Financial records? Already rewritten. Han Chen was even deemed financially untouchable—a "holy one" with no trace of wrongdoing.
Interrogation logs? Connection with Yue Lan, ... Impeccably consistent. Even the energy signatures in the room were scrubbed clean, leaving no trace of manipulation. The avatars underwent questioning, resulting in a final assessment: "Low threat. Unrelated to any incidents." The Truth Revealed.
Seeing things are about to finalize somehow, Li Mei turned. As illusion happening in background, Li Mei confronted Han Chen: "Who are you? Did you control me years ago?" Tears welled in her eyes. "Just tell me. I don't hate you. I need to know..."
"Why don't you remember?" Han Chen countered.
A flicker of realization crossed her face. "Wait—" As if sudden enlightening, her eyes went back and mouth opened.
Hye Won looked puzzled. "What happened?"
"I unlocked her sealed memory," Han Chen said.
Li Mei's eyes widened, tears spilling as she whispered, "Master…"
"I am no master of you. You will forever forget the memory from now on. This chapter ended long ago. Let it stay closed."
A snap of his fingers—like the breaking of a seal.
Li Mei's pupils dilated, then dulled. The weight in her chest vanished, the fleeting moment of clarity dissolving like smoke. She blinked, her posture shifting back to that of a CSMA officer mid-operation, her confusion smoothed over.
Across from her, the avatars of Han Chen and Hye Won "reluctantly" signed the non-disclosure agreements thrust at them by the illusory agents, their faces carefully showing powerlessness.
The pens lifted from paper, the duplicates returned in careful coincidences back to their bodies location on ground one by one. The unconscious and invisible bodies stood up under his control on the spirit will, mimicking same posture. Then avatars shimmered—then dissolved into motes of light, reabsorbed into the unconscious bodies of the real operatives, merging false memory overwriting seamlessly with the members including Li Mei and martial grand masters making them conscious & regaining body control.
The false interrogation concluded without a hitch. Every log, every scan, every second of footage now reflected a perfectly mundane encounter—one where two low-level martial artists were questioned, cleared, and sent on their way. Han Chen closely verified the memory alterations of two Grand Masters and Li Mei.
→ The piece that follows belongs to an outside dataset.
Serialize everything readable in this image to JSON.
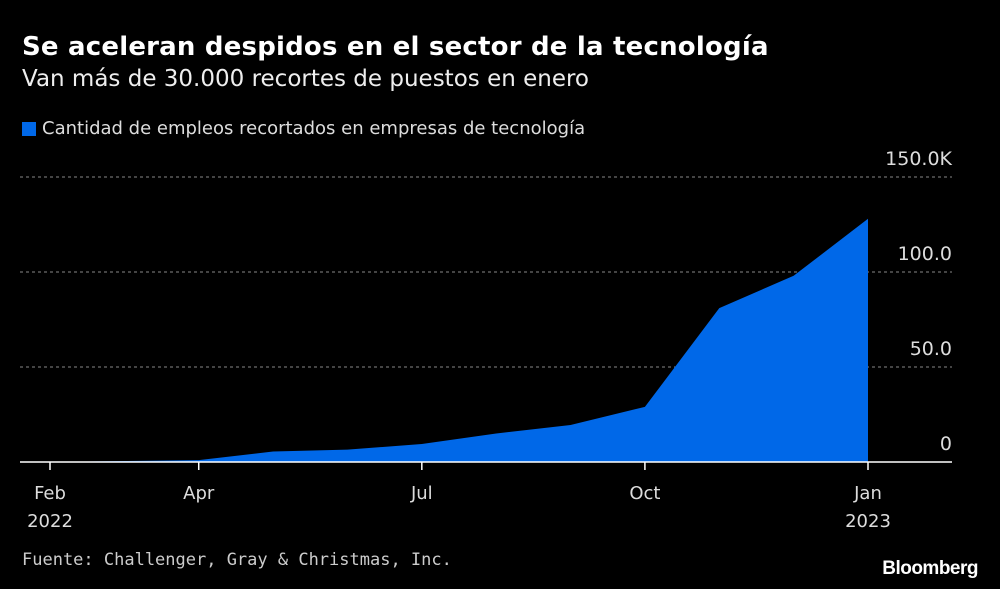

The convoy rolled to a stop near a metro station, its armored doors hissing open. Han Chen and Hye Won stepped out, blending into the foot traffic without a backward glance. Behind them, the CSMA vehicles idled briefly before pulling away, their occupants already shifting focus to the next name on their list.
Li Mei rubbed her temples, scrolling absently through the finalized report on her tablet:
Case #X-7294
Subjects: Han Chen (Dark Jin), Hye Won (Ming Jin)
Assessment: No aberrant qi signatures detected. DNA sequence normal; Financials clean. No ties to incident.
Recommendation: Downgrade to passive or no surveillance. Lowest priority.
One of the Grandmasters who pulled the stunt earlier muttered into his comms, "Waste of time. Move to the next target."